It isn’t unusual for bass player Steve Kim to get calls from jazz musicians across the country to come join a gig or sit in on a recording session.
But, Kim says, perhaps his highest profile request right here at home from a hometown boy at a hometown venue. And it wasn’t jazz.
“I was playing jazz at ‘The Mix’ in Georgetown,” said Kim, who teaches both electric and upright bass at Shoreline Community College, not to mention jazz improvisation and music theory. “I’d been doing it for about a year and noticed this guy hanging around, always really late in the evening.”

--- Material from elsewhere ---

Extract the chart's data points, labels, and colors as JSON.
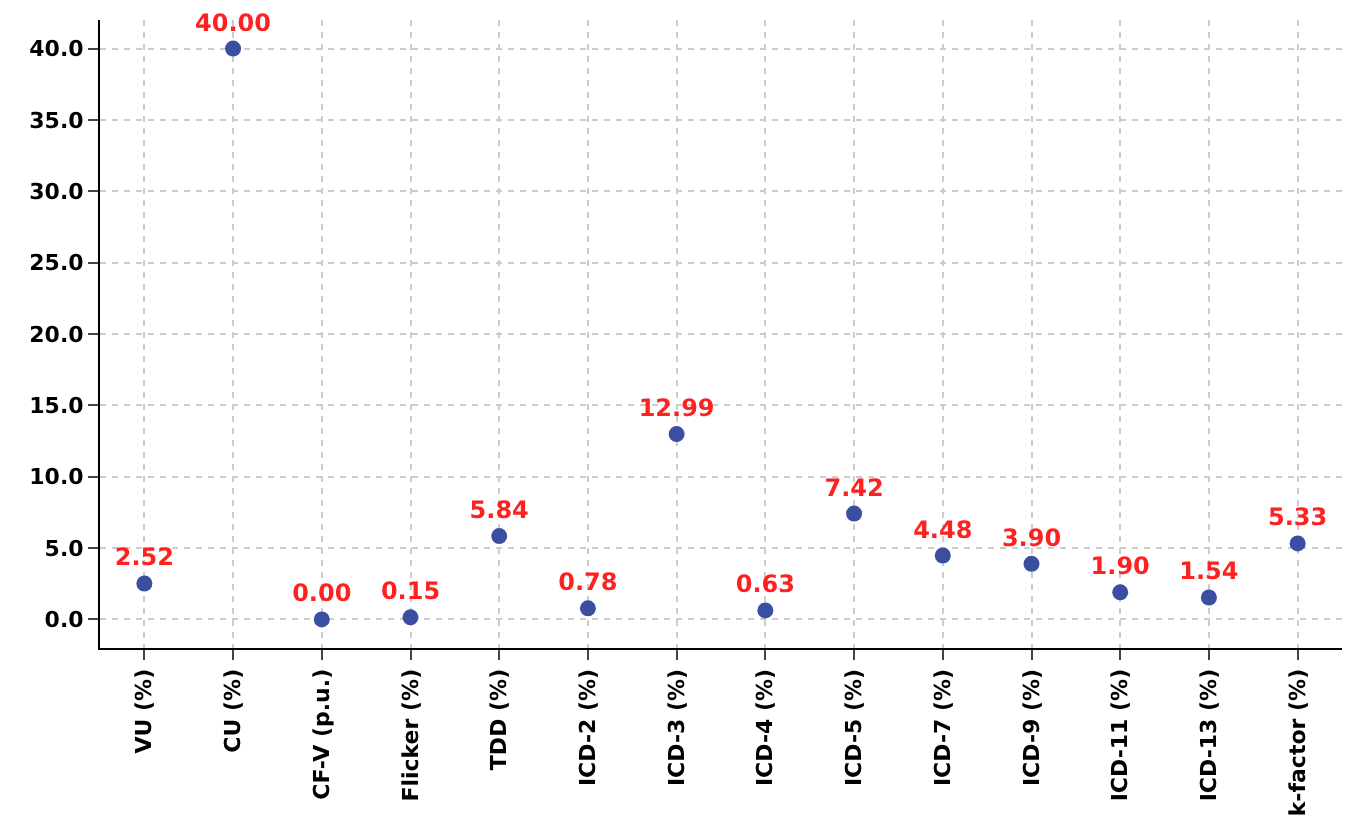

Turned out the guy was Ben Shepherd, bassist for the legendary rock group Soundgarden, which was still on a 13-year break when he and Kim were introduced. “I didn’t know who he was at the time,” Kim said. “Of course, I knew of Soundgarden, but I spend most of my time doing jazz so I wasn’t real familiar.”
Kim was playing the upright bass with his group, Synthesis, at The Mix while Shepherd was working on material for a solo project. One night, Shepherd asked Kim to play on one of the tracks. That was in 2010.

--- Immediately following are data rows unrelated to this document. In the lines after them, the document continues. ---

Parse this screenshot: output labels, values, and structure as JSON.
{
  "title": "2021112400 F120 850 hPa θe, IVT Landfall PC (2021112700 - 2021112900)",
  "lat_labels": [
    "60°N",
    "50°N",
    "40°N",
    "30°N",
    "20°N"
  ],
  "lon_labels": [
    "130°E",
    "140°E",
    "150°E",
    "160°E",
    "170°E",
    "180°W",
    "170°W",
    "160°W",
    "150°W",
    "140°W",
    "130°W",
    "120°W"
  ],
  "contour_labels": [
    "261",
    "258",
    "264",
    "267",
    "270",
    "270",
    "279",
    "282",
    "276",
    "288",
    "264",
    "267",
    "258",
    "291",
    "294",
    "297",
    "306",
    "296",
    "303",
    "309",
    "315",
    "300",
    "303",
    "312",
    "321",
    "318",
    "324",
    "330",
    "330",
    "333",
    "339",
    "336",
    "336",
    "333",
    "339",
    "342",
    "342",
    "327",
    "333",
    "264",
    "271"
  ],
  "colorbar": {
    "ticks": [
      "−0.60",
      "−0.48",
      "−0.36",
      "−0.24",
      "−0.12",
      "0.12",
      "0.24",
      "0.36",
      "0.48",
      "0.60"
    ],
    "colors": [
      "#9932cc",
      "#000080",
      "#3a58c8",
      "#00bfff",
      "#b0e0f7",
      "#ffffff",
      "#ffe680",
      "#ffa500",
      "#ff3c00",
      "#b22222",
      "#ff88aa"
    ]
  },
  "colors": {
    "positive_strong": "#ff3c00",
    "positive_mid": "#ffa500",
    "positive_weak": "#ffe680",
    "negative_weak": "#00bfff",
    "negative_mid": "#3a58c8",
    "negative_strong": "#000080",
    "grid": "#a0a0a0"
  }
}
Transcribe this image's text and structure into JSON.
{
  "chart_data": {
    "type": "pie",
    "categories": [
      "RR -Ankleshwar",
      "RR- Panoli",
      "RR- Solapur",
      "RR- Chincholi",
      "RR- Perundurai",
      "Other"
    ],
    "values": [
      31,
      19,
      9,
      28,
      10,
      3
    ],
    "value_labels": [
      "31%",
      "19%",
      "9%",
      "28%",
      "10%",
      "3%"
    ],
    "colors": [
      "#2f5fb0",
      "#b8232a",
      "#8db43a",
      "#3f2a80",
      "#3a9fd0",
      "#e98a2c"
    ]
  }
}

“It just took a couple of hours at The Mix,” Kim said of the session and club that doubles as a rock music venue and recording studio. “Ben was very clear about what he wanted; he’s a very artistic guy with a lot of great ideas.”
The actual recording took only about 30 minutes, Kim said, and became “The Train You Can’t Win (Holes),” the final track on Shepherd’s new album, “In Deep Owl,” just released this past month.

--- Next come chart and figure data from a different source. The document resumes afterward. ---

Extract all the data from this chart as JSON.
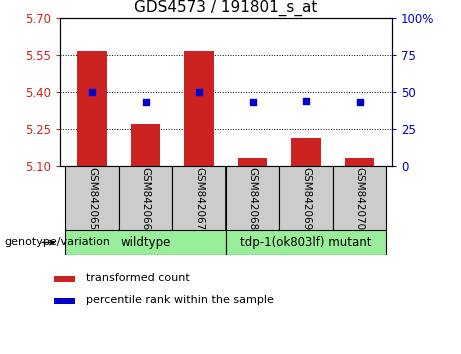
{
  "title": "GDS4573 / 191801_s_at",
  "samples": [
    "GSM842065",
    "GSM842066",
    "GSM842067",
    "GSM842068",
    "GSM842069",
    "GSM842070"
  ],
  "bar_values": [
    5.565,
    5.27,
    5.565,
    5.135,
    5.215,
    5.135
  ],
  "bar_bottom": 5.1,
  "dot_values_pct": [
    50,
    43,
    50,
    43,
    44,
    43
  ],
  "ylim": [
    5.1,
    5.7
  ],
  "y2lim": [
    0,
    100
  ],
  "yticks": [
    5.1,
    5.25,
    5.4,
    5.55,
    5.7
  ],
  "y2ticks": [
    0,
    25,
    50,
    75,
    100
  ],
  "hlines": [
    5.25,
    5.4,
    5.55
  ],
  "bar_color": "#cc2222",
  "dot_color": "#0000cc",
  "bar_width": 0.55,
  "wildtype_label": "wildtype",
  "mutant_label": "tdp-1(ok803lf) mutant",
  "genotype_label": "genotype/variation",
  "legend_bar_label": "transformed count",
  "legend_dot_label": "percentile rank within the sample",
  "bar_tick_color": "#cc2222",
  "y2tick_color": "#0000cc",
  "title_fontsize": 11,
  "tick_fontsize": 8.5,
  "sample_fontsize": 7.5,
  "geno_fontsize": 8.5,
  "legend_fontsize": 8,
  "group_box_color": "#99ee99",
  "sample_box_color": "#cccccc"
}
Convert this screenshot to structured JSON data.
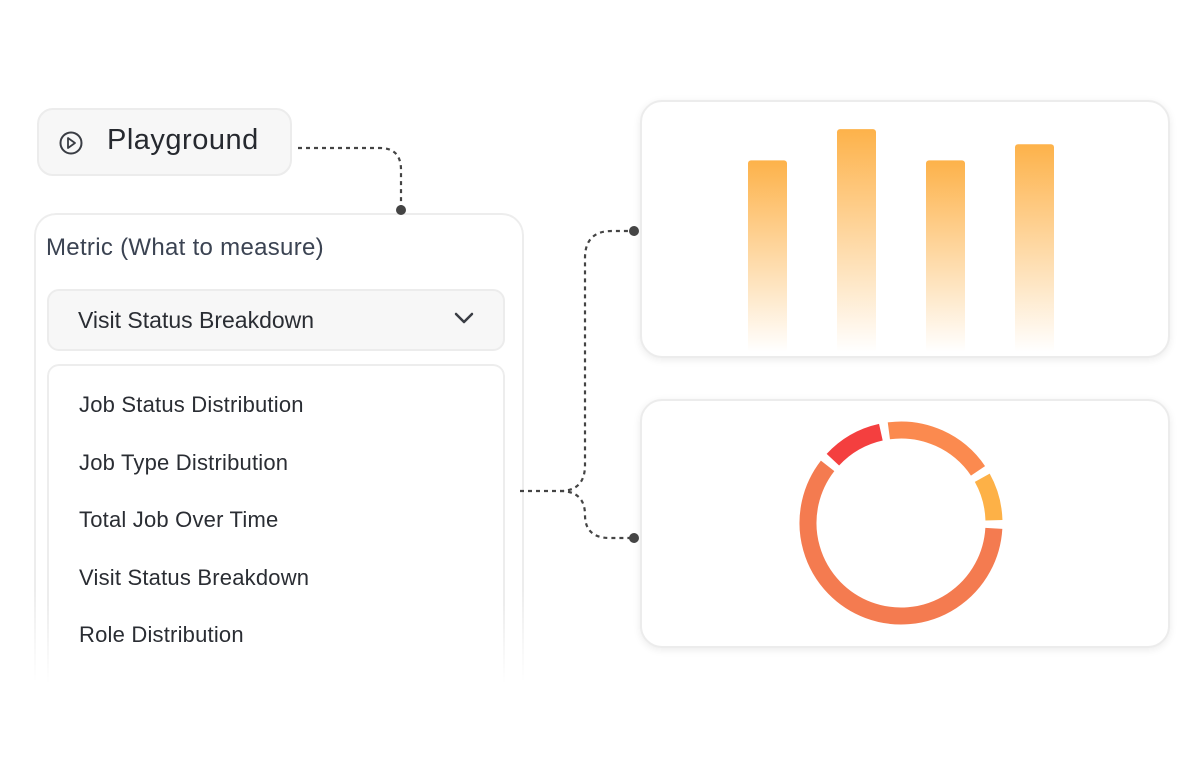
{
  "playground": "Playground",
  "metric": {
    "label": "Metric (What to measure)",
    "selected": "Visit Status Breakdown",
    "options": [
      "Job Status Distribution",
      "Job Type Distribution",
      "Total Job Over Time",
      "Visit Status Breakdown",
      "Role Distribution"
    ]
  },
  "chart_data": [
    {
      "type": "bar",
      "values": [
        190,
        221,
        190,
        206
      ],
      "ylim": [
        0,
        230
      ],
      "color": "#fdb24a"
    },
    {
      "type": "pie",
      "values": [
        19,
        9,
        61,
        11
      ],
      "colors": [
        "#fb8a4f",
        "#fdb147",
        "#f47b50",
        "#f43f3f"
      ]
    }
  ]
}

That the project took three years to see the light of day was a function of Soundgarden’s resurgence, Kim says. Shepherd and the band got back together soon after and began recording and touring again. “Actually, I think the ‘In Deep Owl’ project had something to do with them getting back together,” Kim said, noting that the album includes Shepherd fellow ’Gardener, Matt Cameron.
And what about the album’s title?
“I’ve heard the cabbies call Georgetown ‘Deep Owl,’” Kim said. “It’s where it was made.”